Watch NASA test-fire the world's most powerful rocket stage - a critical step towards the next moon mission
- NASA plans to fire the engines on the core stage of its new moon rocket on Thursday.
- If the hot fire succeeds, the Space Launch System rocket could be ready to launch in November.
- Watch the test fire live on NASA TV below.
Update: The SLS core stage successfully fired its engines for more than eight minutes on Thursday. Read more here.
NASA is building the world's most powerful rocket stage in order to bring a new generation of astronauts to the moon. On Thursday, the agency plans to fire the engines.
The rocket, called Space Launch System (SLS), is designed to eventually stand 365 feet (111 meters) tall. The system is a piece of NASA's larger Artemis program, a roughly $30 billion effort to put people on the lunar surface for the first time since 1972. NASA has spent about $18 billion developing the rocket.
The 212-foot-tall core stage - the system's biggest piece and its structural backbone - is the world's largest and most powerful rocket stage, according to NASA. It's currently clamped into a test stand at the Stennis Space Center in Mississippi, ready for what's known as a "hot fire" test on Thursday afternoon.
That means NASA will fire the engines continuously for about eight minutes - the length of time required to deliver an upper-stage rocket and spaceship into orbit. If the engines pass this test, the core stage will be ready to join the rest of the rocket at the Kennedy Space Center in Florida.
This hot fire is the eighth and final step in NASA's Green Run program, which is designed to thoroughly test each part of the core stage ahead of SLS's first launch - an uncrewed test flight around the moon called Artemis 1. If the hot fire goes as planned, SLS could launch in November.
The eventual goal is to ferry astronauts to the moon sometime in the mid- to late-2020s.
"Our core-stage Green Run is the most comprehensive test that we're undertaking to make sure that SLS can safely launch the Artemis missions to the moon," John Honeycutt, the SLS program manager, said in a February press conference. "This is a generational opportunity to learn as much as we can about the rocket while we've got it in this test configuration before we get to fly."
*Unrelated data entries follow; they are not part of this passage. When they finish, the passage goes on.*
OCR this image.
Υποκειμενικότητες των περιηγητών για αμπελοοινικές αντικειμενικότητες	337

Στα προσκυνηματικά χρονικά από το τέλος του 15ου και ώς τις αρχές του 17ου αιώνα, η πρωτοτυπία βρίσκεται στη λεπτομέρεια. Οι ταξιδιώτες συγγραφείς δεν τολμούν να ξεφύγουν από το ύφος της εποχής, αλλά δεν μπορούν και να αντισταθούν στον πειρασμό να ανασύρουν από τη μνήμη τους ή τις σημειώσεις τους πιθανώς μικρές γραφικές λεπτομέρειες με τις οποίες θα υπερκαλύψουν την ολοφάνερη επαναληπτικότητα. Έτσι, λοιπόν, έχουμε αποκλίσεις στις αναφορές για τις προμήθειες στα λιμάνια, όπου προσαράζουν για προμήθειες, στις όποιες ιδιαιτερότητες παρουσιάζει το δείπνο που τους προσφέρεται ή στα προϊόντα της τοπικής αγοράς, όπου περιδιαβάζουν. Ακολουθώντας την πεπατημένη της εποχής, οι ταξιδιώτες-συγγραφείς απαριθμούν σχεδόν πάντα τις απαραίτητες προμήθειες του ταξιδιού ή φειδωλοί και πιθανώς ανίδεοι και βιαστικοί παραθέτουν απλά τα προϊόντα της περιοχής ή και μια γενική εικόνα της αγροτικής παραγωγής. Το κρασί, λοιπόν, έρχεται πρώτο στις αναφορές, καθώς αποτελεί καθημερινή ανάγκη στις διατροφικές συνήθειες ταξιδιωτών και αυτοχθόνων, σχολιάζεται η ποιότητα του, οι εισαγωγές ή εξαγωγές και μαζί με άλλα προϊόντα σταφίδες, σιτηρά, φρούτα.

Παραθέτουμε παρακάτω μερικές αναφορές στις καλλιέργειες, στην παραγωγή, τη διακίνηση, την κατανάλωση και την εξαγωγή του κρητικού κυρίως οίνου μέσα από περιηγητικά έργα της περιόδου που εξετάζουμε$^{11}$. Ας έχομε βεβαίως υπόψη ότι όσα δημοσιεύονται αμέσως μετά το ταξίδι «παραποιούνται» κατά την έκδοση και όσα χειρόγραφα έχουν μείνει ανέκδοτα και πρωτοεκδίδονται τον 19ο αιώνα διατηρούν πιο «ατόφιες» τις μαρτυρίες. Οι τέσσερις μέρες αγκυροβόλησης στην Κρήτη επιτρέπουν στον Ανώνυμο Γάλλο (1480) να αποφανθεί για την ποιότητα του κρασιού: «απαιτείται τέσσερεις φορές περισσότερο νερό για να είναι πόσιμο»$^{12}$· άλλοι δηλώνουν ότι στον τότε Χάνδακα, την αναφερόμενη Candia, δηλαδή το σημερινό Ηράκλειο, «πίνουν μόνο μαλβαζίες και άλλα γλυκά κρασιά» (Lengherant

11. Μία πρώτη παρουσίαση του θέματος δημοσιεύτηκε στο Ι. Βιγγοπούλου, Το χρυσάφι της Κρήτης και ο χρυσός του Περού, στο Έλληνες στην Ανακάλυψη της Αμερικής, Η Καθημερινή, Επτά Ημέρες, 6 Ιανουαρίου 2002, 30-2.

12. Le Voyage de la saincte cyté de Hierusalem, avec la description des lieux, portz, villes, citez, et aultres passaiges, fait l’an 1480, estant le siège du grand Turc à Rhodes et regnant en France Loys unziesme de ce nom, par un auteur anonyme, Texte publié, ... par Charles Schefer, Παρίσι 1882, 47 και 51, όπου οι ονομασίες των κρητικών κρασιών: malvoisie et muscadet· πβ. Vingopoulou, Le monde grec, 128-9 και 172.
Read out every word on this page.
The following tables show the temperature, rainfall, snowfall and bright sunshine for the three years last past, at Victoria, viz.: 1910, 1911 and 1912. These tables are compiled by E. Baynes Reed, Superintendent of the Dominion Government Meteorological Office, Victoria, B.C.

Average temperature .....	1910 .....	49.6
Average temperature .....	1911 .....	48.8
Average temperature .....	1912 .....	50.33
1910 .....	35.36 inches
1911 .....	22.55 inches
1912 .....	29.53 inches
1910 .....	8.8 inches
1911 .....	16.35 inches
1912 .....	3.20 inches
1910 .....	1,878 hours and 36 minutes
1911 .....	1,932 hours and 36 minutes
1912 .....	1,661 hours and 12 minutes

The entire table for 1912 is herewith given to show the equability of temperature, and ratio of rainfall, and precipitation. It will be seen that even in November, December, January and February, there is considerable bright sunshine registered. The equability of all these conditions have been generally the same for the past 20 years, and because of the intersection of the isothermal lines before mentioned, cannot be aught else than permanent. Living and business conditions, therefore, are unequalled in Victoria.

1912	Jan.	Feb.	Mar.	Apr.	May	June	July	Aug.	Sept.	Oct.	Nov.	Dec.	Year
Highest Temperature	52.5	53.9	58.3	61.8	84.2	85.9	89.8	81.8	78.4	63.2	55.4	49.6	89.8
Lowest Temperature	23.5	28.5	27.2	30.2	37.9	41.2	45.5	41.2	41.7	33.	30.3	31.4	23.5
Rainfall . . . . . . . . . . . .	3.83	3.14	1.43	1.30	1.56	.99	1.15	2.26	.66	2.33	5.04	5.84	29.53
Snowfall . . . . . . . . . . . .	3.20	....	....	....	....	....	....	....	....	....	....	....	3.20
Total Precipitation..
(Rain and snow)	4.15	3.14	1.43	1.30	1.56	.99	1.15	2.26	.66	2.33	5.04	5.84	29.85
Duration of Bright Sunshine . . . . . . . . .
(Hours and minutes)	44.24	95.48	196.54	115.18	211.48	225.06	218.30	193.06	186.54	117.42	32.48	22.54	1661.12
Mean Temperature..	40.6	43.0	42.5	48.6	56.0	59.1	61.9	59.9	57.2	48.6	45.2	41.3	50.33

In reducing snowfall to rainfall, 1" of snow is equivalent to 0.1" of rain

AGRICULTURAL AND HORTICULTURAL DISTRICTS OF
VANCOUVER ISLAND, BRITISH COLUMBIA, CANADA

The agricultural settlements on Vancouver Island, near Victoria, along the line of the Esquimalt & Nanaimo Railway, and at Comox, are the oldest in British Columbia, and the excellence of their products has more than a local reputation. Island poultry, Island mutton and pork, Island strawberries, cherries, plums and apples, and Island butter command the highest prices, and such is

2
Watch NASA's rocket test-fire
NASA TV begins a live broadcast of the test at 3:45 p.m. ET on Thursday. Watch the video here:
To prepare for the test, six barges will transport 733,000 gallons of cryogenically chilled propellant to the test site early on Thursday. Three of the barges will carry liquid hydrogen, while the other three carry liquid oxygen. The core stage has one fuel tank for each. Once NASA gives the "go," the barges will load the propellant into those tanks, preparing the rocket stage for fire.
The last hot fire attempt cut itself short
Boeing is NASA's lead contractor for the core stage, and Aerojet Rocketdyne is responsible for its four RS-25 engines, which were also used on NASA's fleet of space shuttles.
NASA previously attempted this same hot-fire test in January, but the engines suddenly shut down just one minute in.
It turned out that a flight computer had automatically aborted the test because a system controlling the engines' movements had exceeded limits that NASA set ahead of the hot fire. The limits were intentionally conservative, NASA said, because the agency doesn't want to push the rocket so hard that it gets damaged during testing.
But in the two months since, NASA has adjusted the test parameters to be less conservative. The SLS team determined that it can expand the limits without much additional risk to the hardware, Honeycutt said. If the system had exceeded the prior limits during an actual launch, NASA said, the rocket would have continued to fly.
The team has also repaired a liquid-oxygen valve that was not opening properly, an issue they discovered while preparing for the upcoming hot fire.
This time, SLS program managers are hoping the engines will fire for at least four minutes. Though the full test should be eight minutes, four would give NASA enough data to verify that the core stage is safe for flight.
If anything goes wrong, NASA will have to redo the hot fire a third time, which could delay the first mission and throw a wrench into the ambitious timeline of the Artemis program overall. The program aims to land the first woman and the next man on the moon in 2024.
"We're still on path to have an opportunity to launch this year, but we recognize also that there are things that can come up, like weather and COVID and some first-time operations," Tom Whitmeyer, who leads the NASA program that develops new exploration systems like SLS and Orion, said in the press conference. "So the plan is to launch this year, but we'll continue to provide progress as we go through the year and we'll certainly let you know how we're doing."